Discussion in 'Music Theory, Lessons & Techniques' started by DebaucheryCannon, Jul 12, 2017.

  1. DebaucheryCannon

    DebaucheryCannon Debauchery Profit

    Messages:
    37
    Likes Received:
    6
    Joined:
    Sep 8, 2016
    Location:
    BC, Canada
    Ok guys so this is a write up I did for a few friends and I figured it might help out some of you all here. Please excuse the lack of professionalism XD.

    Letting Go

    We are all taught from a young age that in order to be a master musician we must learn all of the scales and theory needed to apply in the real music world. I found my way a little differently... well a lot differently.

    I learned how to express myself on guitar simply by doing. It wasn't until I was 21 or so (almost 10 years into playing) that I really started to learn scales and basic theory. I can't stress the importance of learning theory in order to improve the way you play the guitar. I do not recommend worrying about it, however, ever. Just play, and play what sounds good. That is the ultimate goal. Music theory is simply a tool to add flavor and an understanding of certain relationships that exist in music.

    What Key is This In?



    When we say a song or part of a song is in a certain "key" it usually means the note that resolves tension when you return to it is the root, or key, or the song. This works when using diatonic scale structures, but when thing become chromatic or atonal, this way of thinking can go out of the door.

    Modes & Scales

    Modes are simply a way of dividing scales into 7 separate scales: Ionian, Dorian, Phrygian, Lydian, Mixolydian, Aeolian, and Locrian. Each mode begins, or has it's root, as one of the 7 notes of the major scale (or any scale, but let's think about the major scale for now).
    https://www.musicindustryhowto.com/wp-content/uploads/2016/03/modes-major-scale.jpg
    Let's divide the major scale into it's 7 notes in the key of c major. 1=C, 2=D, 3=E, 4=F, 5=G, 6=A, 7=B. So 1, or the first note, is Ionian. The Ionian mode starts on C, and thus it is the exact same as the major scale.

    The image above shows how these modes appear separately. Each mode in the chart above starts on the next note of the scale.

    C, or 1 = Ionian D, or 2 = Dorian E, or 3 = Phrygian F, or 4 = Lydian G, or 5 = Mixolydian A, or 6 = Aolian B, or 7 = Locrian

    Ionian - Again, this is simply the mode name for the Major Scale. It begins and ends on the 1st degree of the major scale. When played over a major chord it sounds happy and simple.

    Dorian - Begins and ends on the 2nd degree of a major scale. When played over a minor chord, it produces a very warm and "hip?" sound.

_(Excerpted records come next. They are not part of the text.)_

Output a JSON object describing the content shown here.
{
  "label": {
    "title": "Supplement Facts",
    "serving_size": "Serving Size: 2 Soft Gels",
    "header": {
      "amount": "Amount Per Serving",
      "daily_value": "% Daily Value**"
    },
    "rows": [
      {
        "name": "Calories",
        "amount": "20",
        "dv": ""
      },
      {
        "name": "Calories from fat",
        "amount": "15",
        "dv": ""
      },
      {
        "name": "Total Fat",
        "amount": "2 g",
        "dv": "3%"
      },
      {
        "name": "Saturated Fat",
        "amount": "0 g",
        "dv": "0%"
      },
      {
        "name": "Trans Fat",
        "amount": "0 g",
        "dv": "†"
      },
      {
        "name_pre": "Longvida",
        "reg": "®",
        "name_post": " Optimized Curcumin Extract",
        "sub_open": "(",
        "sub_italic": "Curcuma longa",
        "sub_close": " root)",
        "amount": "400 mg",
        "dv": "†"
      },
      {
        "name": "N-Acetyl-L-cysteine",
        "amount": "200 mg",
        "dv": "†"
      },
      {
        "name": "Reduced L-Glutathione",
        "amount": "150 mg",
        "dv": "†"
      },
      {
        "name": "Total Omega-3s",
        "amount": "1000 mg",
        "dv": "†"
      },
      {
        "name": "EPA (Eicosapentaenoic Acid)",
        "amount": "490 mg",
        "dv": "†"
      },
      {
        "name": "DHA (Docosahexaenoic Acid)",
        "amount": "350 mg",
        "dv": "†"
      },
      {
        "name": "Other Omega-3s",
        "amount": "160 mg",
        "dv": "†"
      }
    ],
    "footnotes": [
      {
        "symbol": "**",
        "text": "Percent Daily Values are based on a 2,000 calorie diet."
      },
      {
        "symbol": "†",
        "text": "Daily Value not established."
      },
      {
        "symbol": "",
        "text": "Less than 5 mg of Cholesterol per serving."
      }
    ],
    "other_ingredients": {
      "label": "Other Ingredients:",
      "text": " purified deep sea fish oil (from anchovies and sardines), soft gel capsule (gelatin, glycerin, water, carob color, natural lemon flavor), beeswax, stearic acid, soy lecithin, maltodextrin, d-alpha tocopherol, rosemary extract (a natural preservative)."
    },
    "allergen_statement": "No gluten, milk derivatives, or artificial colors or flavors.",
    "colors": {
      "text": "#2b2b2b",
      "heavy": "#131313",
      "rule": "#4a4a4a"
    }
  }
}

    Phrygian - Begins and ends on the 3rd degree of a major scale. When played over a minor chord it works well, but also sounds great over a major chord.

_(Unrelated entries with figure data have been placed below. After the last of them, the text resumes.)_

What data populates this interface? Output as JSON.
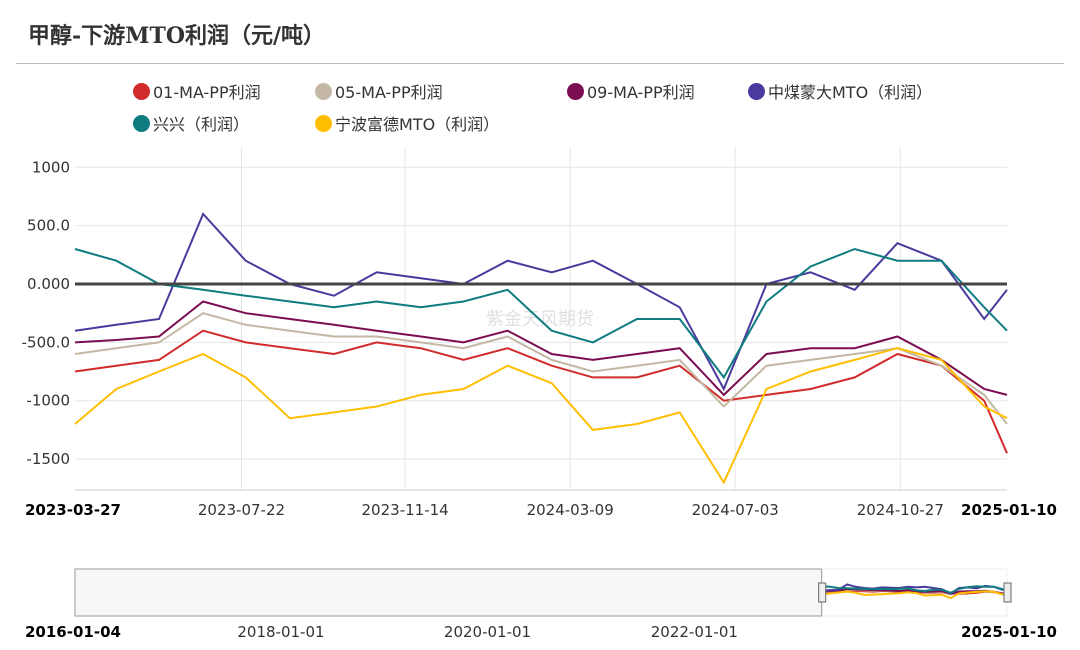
{
  "title": "甲醇-下游MTO利润（元/吨）",
  "watermark": "紫金天风期货",
  "chart_data": {
    "type": "line",
    "title": "甲醇-下游MTO利润（元/吨）",
    "ylim": [
      -1750,
      1150
    ],
    "yticks": [
      1000,
      500,
      0,
      -500,
      -1000,
      -1500
    ],
    "ytick_labels": [
      "1000",
      "500.0",
      "0.000",
      "-500.0",
      "-1000",
      "-1500"
    ],
    "xlim": [
      "2023-03-27",
      "2025-01-10"
    ],
    "xticks": [
      "2023-03-27",
      "2023-07-22",
      "2023-11-14",
      "2024-03-09",
      "2024-07-03",
      "2024-10-27",
      "2025-01-10"
    ],
    "navigator": {
      "range": [
        "2016-01-04",
        "2025-01-10"
      ],
      "ticks": [
        "2016-01-04",
        "2018-01-01",
        "2020-01-01",
        "2022-01-01",
        "2025-01-10"
      ]
    },
    "grid": true,
    "legend_position": "top",
    "x": [
      "2023-03-27",
      "2023-04-25",
      "2023-05-25",
      "2023-06-25",
      "2023-07-25",
      "2023-08-25",
      "2023-09-25",
      "2023-10-25",
      "2023-11-25",
      "2023-12-25",
      "2024-01-25",
      "2024-02-25",
      "2024-03-25",
      "2024-04-25",
      "2024-05-25",
      "2024-06-25",
      "2024-07-25",
      "2024-08-25",
      "2024-09-25",
      "2024-10-25",
      "2024-11-25",
      "2024-12-25",
      "2025-01-10"
    ],
    "series": [
      {
        "name": "01-MA-PP利润",
        "color": "#d22b2b",
        "values": [
          -750,
          -700,
          -650,
          -400,
          -500,
          -550,
          -600,
          -500,
          -550,
          -650,
          -550,
          -700,
          -800,
          -800,
          -700,
          -1000,
          -950,
          -900,
          -800,
          -600,
          -700,
          -1000,
          -1450
        ]
      },
      {
        "name": "05-MA-PP利润",
        "color": "#c4b8a4",
        "values": [
          -600,
          -550,
          -500,
          -250,
          -350,
          -400,
          -450,
          -450,
          -500,
          -550,
          -450,
          -650,
          -750,
          -700,
          -650,
          -1050,
          -700,
          -650,
          -600,
          -550,
          -700,
          -950,
          -1200
        ]
      },
      {
        "name": "09-MA-PP利润",
        "color": "#7b0e52",
        "values": [
          -500,
          -480,
          -450,
          -150,
          -250,
          -300,
          -350,
          -400,
          -450,
          -500,
          -400,
          -600,
          -650,
          -600,
          -550,
          -950,
          -600,
          -550,
          -550,
          -450,
          -650,
          -900,
          -950
        ]
      },
      {
        "name": "中煤蒙大MTO（利润）",
        "color": "#4b3a9e",
        "values": [
          -400,
          -350,
          -300,
          600,
          200,
          0,
          -100,
          100,
          50,
          0,
          200,
          100,
          200,
          0,
          -200,
          -900,
          0,
          100,
          -50,
          350,
          200,
          -300,
          -50
        ]
      },
      {
        "name": "兴兴（利润）",
        "color": "#0e7c80",
        "values": [
          300,
          200,
          0,
          -50,
          -100,
          -150,
          -200,
          -150,
          -200,
          -150,
          -50,
          -400,
          -500,
          -300,
          -300,
          -800,
          -150,
          150,
          300,
          200,
          200,
          -200,
          -400
        ]
      },
      {
        "name": "宁波富德MTO（利润）",
        "color": "#ffbf00",
        "values": [
          -1200,
          -900,
          -750,
          -600,
          -800,
          -1150,
          -1100,
          -1050,
          -950,
          -900,
          -700,
          -850,
          -1250,
          -1200,
          -1100,
          -1700,
          -900,
          -750,
          -650,
          -550,
          -650,
          -1050,
          -1150
        ]
      }
    ]
  }
}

    Lydian - Begins and ends on the 4th degree of a major scale. When played over a major chord it sounds very psychedelic.

    Mixolydian - Begins and ends on the 5th degree of a major scale. When played over a major chord it has a very unique flavor.

    Aeolian - Begins and ends on the 6th degree of a major scale. When played over a minor chord it is the basic Minor scale.

    Locrian - Begins and ends on the 7th degree of the major scale. This scale has the most tension and anxiety of all of the modes because its root is right before the root of the major scale.